Ce rêve exige nécessairement un travail théologique sur le pouvoir et sur la forme de la ministérialité. En mai, le CTI a organisé un séminaire sur l’autorité des théologies des femmes, qui donne lieu à des positions, des pensées, des transformations, notamment pratiques. L’événement se situe en amont des débats spécifiques sur les rôles, le leadership, sur l’ordination, sans exclure aucune de ces questions. Je suis toutefois convaincue qu’il est bon de décliner tout cela autour de la devise : plus d’autorité et moins de pouvoir.

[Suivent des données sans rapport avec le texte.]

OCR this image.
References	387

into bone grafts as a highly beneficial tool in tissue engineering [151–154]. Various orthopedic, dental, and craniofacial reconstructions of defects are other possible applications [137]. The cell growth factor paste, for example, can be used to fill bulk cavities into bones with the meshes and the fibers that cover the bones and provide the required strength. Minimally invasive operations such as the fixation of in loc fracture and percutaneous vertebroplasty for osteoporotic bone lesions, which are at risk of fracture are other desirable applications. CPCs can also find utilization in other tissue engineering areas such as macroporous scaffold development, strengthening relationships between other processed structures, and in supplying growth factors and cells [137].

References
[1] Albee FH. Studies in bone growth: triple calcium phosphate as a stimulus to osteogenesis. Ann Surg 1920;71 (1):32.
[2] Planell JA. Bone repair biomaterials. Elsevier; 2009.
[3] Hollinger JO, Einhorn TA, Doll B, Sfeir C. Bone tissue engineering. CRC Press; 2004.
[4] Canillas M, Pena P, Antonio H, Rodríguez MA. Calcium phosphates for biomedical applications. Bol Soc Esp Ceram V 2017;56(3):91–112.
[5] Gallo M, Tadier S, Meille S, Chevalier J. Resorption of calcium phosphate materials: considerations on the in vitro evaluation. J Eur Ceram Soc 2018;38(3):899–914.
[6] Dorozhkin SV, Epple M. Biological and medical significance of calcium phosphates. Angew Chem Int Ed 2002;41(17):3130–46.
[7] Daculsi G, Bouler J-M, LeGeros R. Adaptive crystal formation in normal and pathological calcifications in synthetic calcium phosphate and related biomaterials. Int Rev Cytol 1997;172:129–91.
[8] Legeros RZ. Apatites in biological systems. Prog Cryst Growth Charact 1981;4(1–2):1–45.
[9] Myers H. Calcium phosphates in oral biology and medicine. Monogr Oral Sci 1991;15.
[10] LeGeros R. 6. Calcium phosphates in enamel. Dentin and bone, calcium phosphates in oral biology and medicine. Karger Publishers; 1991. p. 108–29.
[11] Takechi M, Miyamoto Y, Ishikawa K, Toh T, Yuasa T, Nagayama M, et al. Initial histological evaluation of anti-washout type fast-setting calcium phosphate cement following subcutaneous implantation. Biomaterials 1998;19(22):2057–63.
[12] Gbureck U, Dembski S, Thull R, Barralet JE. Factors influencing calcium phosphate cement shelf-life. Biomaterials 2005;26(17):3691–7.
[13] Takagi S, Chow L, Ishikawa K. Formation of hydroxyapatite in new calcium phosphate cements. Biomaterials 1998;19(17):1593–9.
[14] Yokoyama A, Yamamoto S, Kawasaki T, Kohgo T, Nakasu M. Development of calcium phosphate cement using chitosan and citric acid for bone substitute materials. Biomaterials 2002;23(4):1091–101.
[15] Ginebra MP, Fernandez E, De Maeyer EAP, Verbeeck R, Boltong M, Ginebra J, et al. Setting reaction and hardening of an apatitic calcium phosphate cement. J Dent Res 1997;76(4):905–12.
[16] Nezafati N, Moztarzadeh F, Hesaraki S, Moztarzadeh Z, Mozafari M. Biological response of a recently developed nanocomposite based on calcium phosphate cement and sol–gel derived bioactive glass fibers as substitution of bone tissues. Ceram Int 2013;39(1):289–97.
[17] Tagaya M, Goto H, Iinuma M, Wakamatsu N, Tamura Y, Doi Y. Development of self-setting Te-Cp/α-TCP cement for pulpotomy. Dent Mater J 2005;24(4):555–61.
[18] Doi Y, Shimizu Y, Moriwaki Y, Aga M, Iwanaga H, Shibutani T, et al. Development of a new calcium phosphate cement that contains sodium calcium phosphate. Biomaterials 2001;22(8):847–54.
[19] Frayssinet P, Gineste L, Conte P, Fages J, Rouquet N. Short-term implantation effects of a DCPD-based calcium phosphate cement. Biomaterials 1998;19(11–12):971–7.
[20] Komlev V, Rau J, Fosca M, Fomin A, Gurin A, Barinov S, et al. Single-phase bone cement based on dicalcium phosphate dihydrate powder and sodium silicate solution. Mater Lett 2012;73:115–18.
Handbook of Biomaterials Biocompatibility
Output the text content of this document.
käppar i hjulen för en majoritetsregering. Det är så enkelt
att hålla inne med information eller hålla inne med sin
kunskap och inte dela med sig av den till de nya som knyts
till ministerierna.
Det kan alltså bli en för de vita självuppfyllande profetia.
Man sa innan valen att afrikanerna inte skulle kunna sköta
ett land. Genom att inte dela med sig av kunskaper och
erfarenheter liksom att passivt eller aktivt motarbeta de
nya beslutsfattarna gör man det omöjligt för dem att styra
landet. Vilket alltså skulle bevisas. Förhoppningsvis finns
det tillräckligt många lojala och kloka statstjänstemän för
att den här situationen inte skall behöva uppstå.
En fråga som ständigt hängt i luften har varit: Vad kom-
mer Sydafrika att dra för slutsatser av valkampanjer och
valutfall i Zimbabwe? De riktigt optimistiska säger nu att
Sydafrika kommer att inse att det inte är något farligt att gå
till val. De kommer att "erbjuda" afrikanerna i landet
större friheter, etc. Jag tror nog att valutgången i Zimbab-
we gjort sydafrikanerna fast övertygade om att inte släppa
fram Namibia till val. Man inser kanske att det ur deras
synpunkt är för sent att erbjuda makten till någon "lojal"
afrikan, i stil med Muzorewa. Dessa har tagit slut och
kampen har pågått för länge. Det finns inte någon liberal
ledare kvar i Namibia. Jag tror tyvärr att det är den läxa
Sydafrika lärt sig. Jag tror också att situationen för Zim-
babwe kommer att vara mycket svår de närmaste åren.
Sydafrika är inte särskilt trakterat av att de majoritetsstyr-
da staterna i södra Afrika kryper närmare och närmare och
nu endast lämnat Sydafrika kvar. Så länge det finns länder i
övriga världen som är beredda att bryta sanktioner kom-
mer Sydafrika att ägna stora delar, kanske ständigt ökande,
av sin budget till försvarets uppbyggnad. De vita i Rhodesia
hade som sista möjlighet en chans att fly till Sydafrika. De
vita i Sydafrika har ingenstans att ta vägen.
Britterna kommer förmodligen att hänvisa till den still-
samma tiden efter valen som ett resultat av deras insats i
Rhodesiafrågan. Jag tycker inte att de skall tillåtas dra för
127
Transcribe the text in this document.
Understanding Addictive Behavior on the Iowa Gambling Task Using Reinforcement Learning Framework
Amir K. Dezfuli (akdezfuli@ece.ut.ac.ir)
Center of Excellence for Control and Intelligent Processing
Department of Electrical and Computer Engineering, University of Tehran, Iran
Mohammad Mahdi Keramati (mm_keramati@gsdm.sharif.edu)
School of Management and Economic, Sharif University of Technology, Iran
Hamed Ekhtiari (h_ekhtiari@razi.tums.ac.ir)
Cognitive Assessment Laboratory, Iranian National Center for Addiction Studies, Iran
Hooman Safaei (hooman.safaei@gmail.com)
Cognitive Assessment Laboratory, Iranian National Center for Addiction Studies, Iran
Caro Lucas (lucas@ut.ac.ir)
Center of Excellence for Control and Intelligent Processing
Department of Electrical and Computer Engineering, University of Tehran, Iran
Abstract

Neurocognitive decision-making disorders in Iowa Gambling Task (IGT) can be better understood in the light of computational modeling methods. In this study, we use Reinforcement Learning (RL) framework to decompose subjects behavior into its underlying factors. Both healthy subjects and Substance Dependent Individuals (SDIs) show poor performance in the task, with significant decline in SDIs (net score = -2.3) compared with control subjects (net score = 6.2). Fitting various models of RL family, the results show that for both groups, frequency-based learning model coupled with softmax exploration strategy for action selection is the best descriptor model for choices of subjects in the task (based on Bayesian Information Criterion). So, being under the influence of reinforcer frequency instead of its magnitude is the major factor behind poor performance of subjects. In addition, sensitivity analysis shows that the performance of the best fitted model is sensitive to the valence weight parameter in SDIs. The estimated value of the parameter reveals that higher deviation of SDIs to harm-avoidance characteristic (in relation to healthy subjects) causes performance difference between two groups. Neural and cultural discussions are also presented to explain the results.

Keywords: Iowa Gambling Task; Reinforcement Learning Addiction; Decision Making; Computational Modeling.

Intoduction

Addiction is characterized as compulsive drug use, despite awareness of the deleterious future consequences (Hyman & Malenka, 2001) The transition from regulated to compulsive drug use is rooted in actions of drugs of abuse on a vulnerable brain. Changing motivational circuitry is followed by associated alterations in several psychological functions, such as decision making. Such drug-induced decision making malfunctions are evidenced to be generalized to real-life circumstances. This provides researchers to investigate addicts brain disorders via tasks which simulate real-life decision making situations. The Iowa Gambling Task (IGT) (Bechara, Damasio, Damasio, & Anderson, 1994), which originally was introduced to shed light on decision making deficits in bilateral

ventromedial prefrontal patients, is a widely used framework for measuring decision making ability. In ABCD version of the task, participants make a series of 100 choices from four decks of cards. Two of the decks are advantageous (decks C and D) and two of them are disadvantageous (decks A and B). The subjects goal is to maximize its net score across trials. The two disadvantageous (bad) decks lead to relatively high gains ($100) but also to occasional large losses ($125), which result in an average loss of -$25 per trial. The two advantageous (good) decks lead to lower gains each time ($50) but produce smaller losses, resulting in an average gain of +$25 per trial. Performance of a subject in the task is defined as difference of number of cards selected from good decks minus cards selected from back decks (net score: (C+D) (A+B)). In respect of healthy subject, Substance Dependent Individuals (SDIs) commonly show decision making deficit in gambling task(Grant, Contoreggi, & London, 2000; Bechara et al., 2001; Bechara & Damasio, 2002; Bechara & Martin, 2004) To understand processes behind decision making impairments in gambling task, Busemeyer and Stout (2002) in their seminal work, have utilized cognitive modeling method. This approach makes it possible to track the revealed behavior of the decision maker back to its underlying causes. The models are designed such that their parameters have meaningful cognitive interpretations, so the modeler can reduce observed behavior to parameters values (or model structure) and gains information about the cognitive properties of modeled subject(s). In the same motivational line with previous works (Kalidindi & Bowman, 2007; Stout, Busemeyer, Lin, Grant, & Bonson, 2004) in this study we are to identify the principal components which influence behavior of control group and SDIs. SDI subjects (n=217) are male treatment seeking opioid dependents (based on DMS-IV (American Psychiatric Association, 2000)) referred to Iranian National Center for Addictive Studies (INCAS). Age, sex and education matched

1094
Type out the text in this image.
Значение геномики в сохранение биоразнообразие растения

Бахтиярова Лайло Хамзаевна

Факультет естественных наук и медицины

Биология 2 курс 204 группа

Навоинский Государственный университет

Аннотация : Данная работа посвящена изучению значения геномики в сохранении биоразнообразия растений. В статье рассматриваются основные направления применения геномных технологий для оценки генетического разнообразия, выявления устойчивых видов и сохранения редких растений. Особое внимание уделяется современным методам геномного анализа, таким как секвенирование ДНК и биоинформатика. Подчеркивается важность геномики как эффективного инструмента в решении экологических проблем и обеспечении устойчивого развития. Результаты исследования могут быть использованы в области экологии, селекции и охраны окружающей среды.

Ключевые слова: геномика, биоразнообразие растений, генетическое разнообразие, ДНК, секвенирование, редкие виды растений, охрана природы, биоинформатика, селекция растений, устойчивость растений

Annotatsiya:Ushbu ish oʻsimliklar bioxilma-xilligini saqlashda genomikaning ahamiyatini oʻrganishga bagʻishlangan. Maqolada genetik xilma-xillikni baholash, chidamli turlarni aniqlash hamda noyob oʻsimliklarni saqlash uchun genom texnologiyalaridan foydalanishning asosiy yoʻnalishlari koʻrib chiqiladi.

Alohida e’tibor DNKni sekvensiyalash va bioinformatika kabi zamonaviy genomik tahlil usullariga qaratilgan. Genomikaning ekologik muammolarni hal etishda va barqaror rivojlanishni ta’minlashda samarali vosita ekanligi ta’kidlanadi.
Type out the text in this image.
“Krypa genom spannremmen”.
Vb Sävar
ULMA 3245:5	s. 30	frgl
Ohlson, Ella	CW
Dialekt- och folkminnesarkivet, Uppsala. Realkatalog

C’est à travers cela, je crois, que peut et doit passer une réforme de l’Eglise.

Lucia Vantini


Lucia Vantini
dit avoir deux âmes fondues en une seule : celle philosophique et celle théologique, sans solution de continuité. Véronaise, née en 1972, mariée, trois enfants, elle enseigne à Vérone la théologie fondamentale et l’Anthropologie à l’institut supérieur de sciences religieuses San Pietro Martire, d’Anthropologie philosophique et anthropologie théologique au Studium de théologie San Zeno, d’histoire de la philosophie contemporaine à l’université publique, et elle est professeure à l’institut pontifical de théologie Jean-Paul II à Rome. Depuis juin 2021, elle est la troisième présidente, après Marinella Perroni et Cristina Simonelli, de la Coordination des théologiennes italiennes (CTI), créée à Rome en 2003 pour soutenir les femmes engagées dans la recherche théologique et promouvoir les études de genre en théologie. Aujourd’hui, le CTI compte plus de 160 membres hommes et femmes, publie trois collections de livres (« Sui generis », avec les éditions Effatà, « Teologhe e teologie » avec Nerbini, « Exousia » avec San Paolo) et un blog (« Le Royaume des femmes », en collaboration avec la revue « Il Regno »), et est un membre actif des associations théologiques italiennes, le CATI. Le prochain séminaire national CTI se déroulera à Rome le 7 mai 2022 et aura pour thème l’autorité de la théologie des femmes, qui en Italie ont été admises à fréquenter les facultés de théologie en 1965 mais qui depuis, assurent une présence croissante et une voix plurielle et attentive. Nous lui avons demandé une réflexion sur le fait d’être catholique et sur ce qu’a représenté et représente la poussée féministe dans l’Eglise.